Anyway, it followed that a "real Irishman" was someone who lived on the land, was in Fianna Fail and who was a Catholic. "But none of this works any more, nor has it for some time," said Fintan. If traditional Irish identity is dead, we would like to know what happened it. Was it murdered in its sleep? Did it die of that faux-naif ailment, natural causes? Are we no longer the indomitable Irishry? Does it mean we have no identity at all any more? Are we mere wraiths?
It is all rather worrying. It may be a slight consolation that, as a professor suggested at the same conference, stereotypes such as Paddy the Drunk or Paddy the Urban Terrorist have been dumped in favour of Paddy the Icon of Cool. But however our identity appears to outsiders, it appears that we no longer know who we are in ourselves. It looks as if each (and every) one of us must now take on the self-appointed task of Stephen Dedalus, which that lazy egotist never finished, and forge in the smithy of our souls the uncreated conscience of our race. As if we hadn't enough to do, with Christmas on top of us and the millennium nonsense as well.

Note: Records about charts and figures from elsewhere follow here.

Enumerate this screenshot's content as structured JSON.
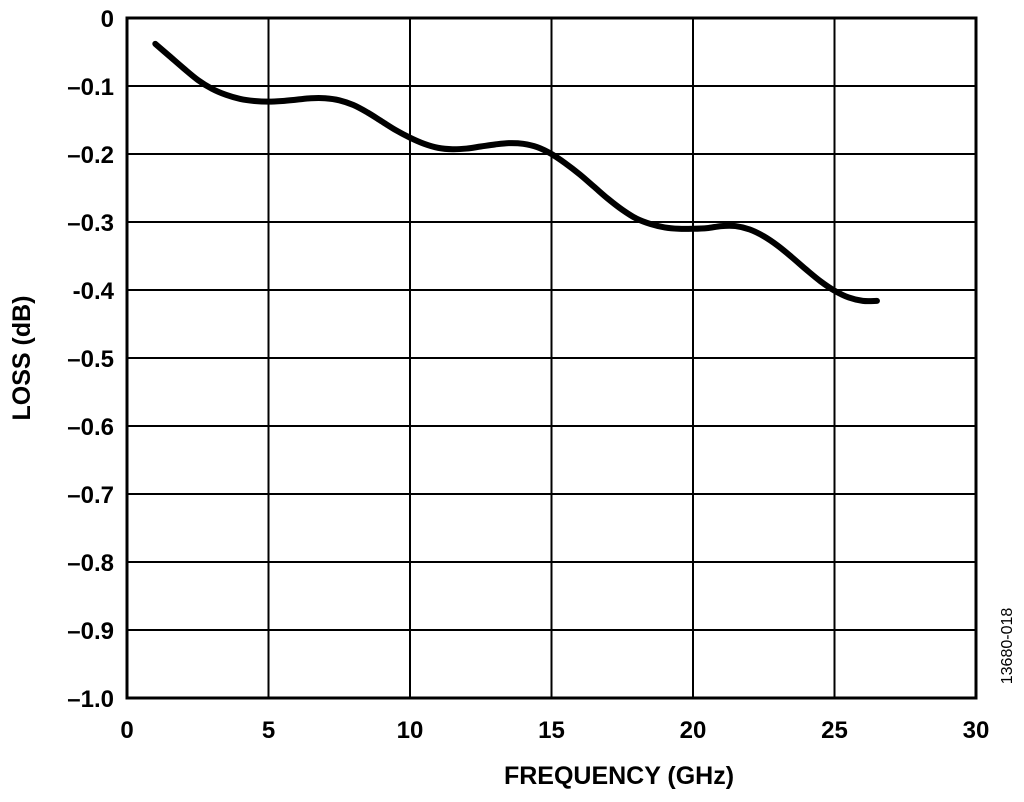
{
  "chart_data": {
    "type": "line",
    "title": "",
    "xlabel": "FREQUENCY (GHz)",
    "ylabel": "LOSS (dB)",
    "xlim": [
      0,
      30
    ],
    "ylim": [
      -1.0,
      0
    ],
    "x_ticks": [
      0,
      5,
      10,
      15,
      20,
      25,
      30
    ],
    "x_tick_labels": [
      "0",
      "5",
      "10",
      "15",
      "20",
      "25",
      "30"
    ],
    "y_ticks": [
      0,
      -0.1,
      -0.2,
      -0.3,
      -0.4,
      -0.5,
      -0.6,
      -0.7,
      -0.8,
      -0.9,
      -1.0
    ],
    "y_tick_labels": [
      "0",
      "–0.1",
      "–0.2",
      "–0.3",
      "-0.4",
      "–0.5",
      "–0.6",
      "–0.7",
      "–0.8",
      "–0.9",
      "–1.0"
    ],
    "grid": true,
    "line_color": "#000000",
    "series": [
      {
        "x": [
          1.0,
          1.5,
          2.0,
          2.5,
          3.0,
          3.5,
          4.0,
          4.5,
          5.0,
          5.5,
          6.0,
          6.5,
          7.0,
          7.5,
          8.0,
          8.5,
          9.0,
          9.5,
          10.0,
          10.5,
          11.0,
          11.5,
          12.0,
          12.5,
          13.0,
          13.5,
          14.0,
          14.5,
          15.0,
          15.5,
          16.0,
          16.5,
          17.0,
          17.5,
          18.0,
          18.5,
          19.0,
          19.5,
          20.0,
          20.5,
          21.0,
          21.5,
          22.0,
          22.5,
          23.0,
          23.5,
          24.0,
          24.5,
          25.0,
          25.5,
          26.0,
          26.5
        ],
        "values": [
          -0.038,
          -0.056,
          -0.074,
          -0.091,
          -0.104,
          -0.113,
          -0.119,
          -0.122,
          -0.123,
          -0.122,
          -0.12,
          -0.118,
          -0.118,
          -0.121,
          -0.128,
          -0.139,
          -0.152,
          -0.165,
          -0.176,
          -0.185,
          -0.191,
          -0.193,
          -0.192,
          -0.189,
          -0.186,
          -0.184,
          -0.185,
          -0.19,
          -0.2,
          -0.214,
          -0.23,
          -0.248,
          -0.266,
          -0.282,
          -0.295,
          -0.303,
          -0.308,
          -0.31,
          -0.31,
          -0.309,
          -0.306,
          -0.306,
          -0.311,
          -0.321,
          -0.335,
          -0.352,
          -0.37,
          -0.387,
          -0.401,
          -0.411,
          -0.416,
          -0.416
        ]
      }
    ]
  },
  "figure_id": "13680-018"
}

Meanwhile, the Irish Commission for Justice and Peace has urged, quite reasonably, that a national immigration service be set up. One of its functions would be to "explain Ireland to its immigrants and immigrants to the Irish".
This is all very well but our current ongoing identity crisis means that the more urgent necessity is to explain Ireland to the Irish. If we don't know who we are, how are we to explain ourselves to others?
Instead of addressing this dire need, we are running off in all directions to "sell" our country worldwide, whereas in fact, we do not even know what goods are in stock, psychologically and culturally, in the national shop. It is a curious way to do business. Just the other day our President, Mrs McAleese, trotted off on an official jaunt to Scotland, and this perfectly ordinary journey to a neighbouring country was played up in the media as if she were on a dangerous mission to forge new links with some exotic troubled Xanadu.
It's only Scotland, for God's sake. And despite difficulties with devolution, the place is not all that unstable. The insulting implication in the media was that we know nothing about our near neighbour. An editorial in this paper actually said that Scotland is "relatively unknown to most Irish citizens".
What rot. Just about every Irish person knows that Glasgow is a great town for drinking and fighting, that Edinburgh has a castle and that Aberdeen is home to the famous cow, the Angus. That is surely enough to be going on with. It's common knowledge also that the Scots play a decent game of rugby and to their further credit, drink almost as much as we do. The more cultured among us are further aware that Scotland is famous for Highlands, bagpipes, Hogmanay, stinginess, kilts, Sean Connery, oats, Bonnie Prince Charles, Scotch eggs, William Wallace and haggis. So much for Scotland being "relatively unknown" to us.
It would have served this proud nation better had Mrs McAleese gone to Scotland with a list of questions in her hand just to see how much the Scots know about the Irish. Indeed, she could just have faxed the list and saved us all money - and the Scots too. Any answers received should be of considerable use in constructing our new Irish identity.